Final answer:
Doggie Corporation must recognize a gain of $350,000, which is the difference between the FMV of the distributed property ($500,000) and its adjusted basis ($150,000). This is analogous to investors in Babble, Inc. considering dividends and rate of return when valuing shares.
Step-by-step explanation:
In the case of Doggie Corporation, which is distributing property and cash as a liquidating distribution to its majority shareholder, Cowboy Corporation, and a minority shareholder, Miguel, there is a need to determine the gain recognition by the corporations involved. When property is distributed in liquidation, the corporation recognizes gain or loss as if the property were sold at its fair market value (FMV). Doggie Corporation has property with an adjusted basis of $150,000 and an FMV of $500,000. Thus, Doggie Corporation must recognize a gain of $350,000, which is the difference between the FMV ($500,000) and the adjusted basis ($150,000).
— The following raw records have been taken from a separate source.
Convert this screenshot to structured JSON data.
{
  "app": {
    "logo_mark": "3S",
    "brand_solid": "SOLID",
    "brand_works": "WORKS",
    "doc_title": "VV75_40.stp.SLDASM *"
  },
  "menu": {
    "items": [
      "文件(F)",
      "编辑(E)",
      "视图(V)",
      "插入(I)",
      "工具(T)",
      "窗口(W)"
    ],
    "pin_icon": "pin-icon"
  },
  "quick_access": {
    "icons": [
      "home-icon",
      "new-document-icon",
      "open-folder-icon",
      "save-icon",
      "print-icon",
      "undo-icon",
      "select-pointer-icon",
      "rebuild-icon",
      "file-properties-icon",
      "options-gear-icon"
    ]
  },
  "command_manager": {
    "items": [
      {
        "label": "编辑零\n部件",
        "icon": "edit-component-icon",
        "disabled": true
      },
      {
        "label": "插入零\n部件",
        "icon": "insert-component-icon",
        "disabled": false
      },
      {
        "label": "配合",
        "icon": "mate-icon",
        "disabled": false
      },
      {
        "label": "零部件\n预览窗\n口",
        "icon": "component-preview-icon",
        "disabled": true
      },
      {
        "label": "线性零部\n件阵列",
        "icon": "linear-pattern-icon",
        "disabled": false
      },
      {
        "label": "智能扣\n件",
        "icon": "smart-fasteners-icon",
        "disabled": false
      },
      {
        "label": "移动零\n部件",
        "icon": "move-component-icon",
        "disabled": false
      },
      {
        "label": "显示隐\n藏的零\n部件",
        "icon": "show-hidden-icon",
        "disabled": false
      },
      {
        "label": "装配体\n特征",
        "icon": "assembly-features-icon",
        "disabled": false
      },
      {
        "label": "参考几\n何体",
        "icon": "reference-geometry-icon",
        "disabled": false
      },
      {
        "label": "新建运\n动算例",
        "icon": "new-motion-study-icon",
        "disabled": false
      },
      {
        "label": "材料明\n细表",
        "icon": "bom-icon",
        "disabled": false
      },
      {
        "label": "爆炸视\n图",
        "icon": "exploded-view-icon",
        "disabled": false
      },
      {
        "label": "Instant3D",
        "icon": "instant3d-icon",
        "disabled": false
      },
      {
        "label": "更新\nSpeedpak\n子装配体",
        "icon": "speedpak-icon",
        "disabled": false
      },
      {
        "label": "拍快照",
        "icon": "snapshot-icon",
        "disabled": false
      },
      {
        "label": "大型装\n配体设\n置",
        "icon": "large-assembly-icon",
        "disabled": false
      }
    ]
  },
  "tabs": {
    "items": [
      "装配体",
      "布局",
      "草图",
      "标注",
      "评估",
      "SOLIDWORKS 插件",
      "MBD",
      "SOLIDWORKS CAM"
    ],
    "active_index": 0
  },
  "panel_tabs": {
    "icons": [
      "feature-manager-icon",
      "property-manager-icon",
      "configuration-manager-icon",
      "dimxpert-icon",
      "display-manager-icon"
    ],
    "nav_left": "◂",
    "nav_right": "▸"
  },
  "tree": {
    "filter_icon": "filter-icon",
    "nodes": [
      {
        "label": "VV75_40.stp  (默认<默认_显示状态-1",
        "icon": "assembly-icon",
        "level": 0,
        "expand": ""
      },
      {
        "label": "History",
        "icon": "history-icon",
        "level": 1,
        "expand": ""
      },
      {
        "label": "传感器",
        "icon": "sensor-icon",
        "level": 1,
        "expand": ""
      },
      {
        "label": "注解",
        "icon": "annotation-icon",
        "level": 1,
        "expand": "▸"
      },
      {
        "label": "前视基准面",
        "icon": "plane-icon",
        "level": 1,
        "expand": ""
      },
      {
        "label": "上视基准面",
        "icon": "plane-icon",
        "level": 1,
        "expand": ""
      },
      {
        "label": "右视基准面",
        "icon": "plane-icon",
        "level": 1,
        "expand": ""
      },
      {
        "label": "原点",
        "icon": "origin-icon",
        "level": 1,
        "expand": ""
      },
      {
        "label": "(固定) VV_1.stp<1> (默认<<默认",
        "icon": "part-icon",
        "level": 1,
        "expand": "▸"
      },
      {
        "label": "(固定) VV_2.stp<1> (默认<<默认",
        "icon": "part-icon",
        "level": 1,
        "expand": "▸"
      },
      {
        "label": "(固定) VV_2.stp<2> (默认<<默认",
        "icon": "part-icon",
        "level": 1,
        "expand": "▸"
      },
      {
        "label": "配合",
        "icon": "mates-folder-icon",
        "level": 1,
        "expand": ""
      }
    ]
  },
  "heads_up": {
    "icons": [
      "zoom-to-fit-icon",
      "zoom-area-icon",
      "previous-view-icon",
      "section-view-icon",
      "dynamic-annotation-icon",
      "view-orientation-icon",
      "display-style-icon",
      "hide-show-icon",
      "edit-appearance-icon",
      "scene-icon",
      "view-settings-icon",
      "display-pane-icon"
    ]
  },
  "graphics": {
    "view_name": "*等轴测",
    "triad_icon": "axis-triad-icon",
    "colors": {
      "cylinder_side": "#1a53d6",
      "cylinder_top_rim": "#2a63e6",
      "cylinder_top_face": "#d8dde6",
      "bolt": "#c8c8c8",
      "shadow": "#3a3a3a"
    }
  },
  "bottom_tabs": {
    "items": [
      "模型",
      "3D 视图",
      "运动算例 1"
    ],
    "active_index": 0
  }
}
Considering the case of Babble, Inc., a similar concept applies. Investors would consider the expected dividend payouts when determining what they would pay for a share of stock in the company. Those expected dividends represent the company's profit distribution to shareholders over the company's remaining life.
Additionally, it is crucial to note that investors expect a rate of return on their investments, which could come in the form of dividends or capital gains. The anticipation of such returns impacts the value an investor might be willing to pay for a share of stock.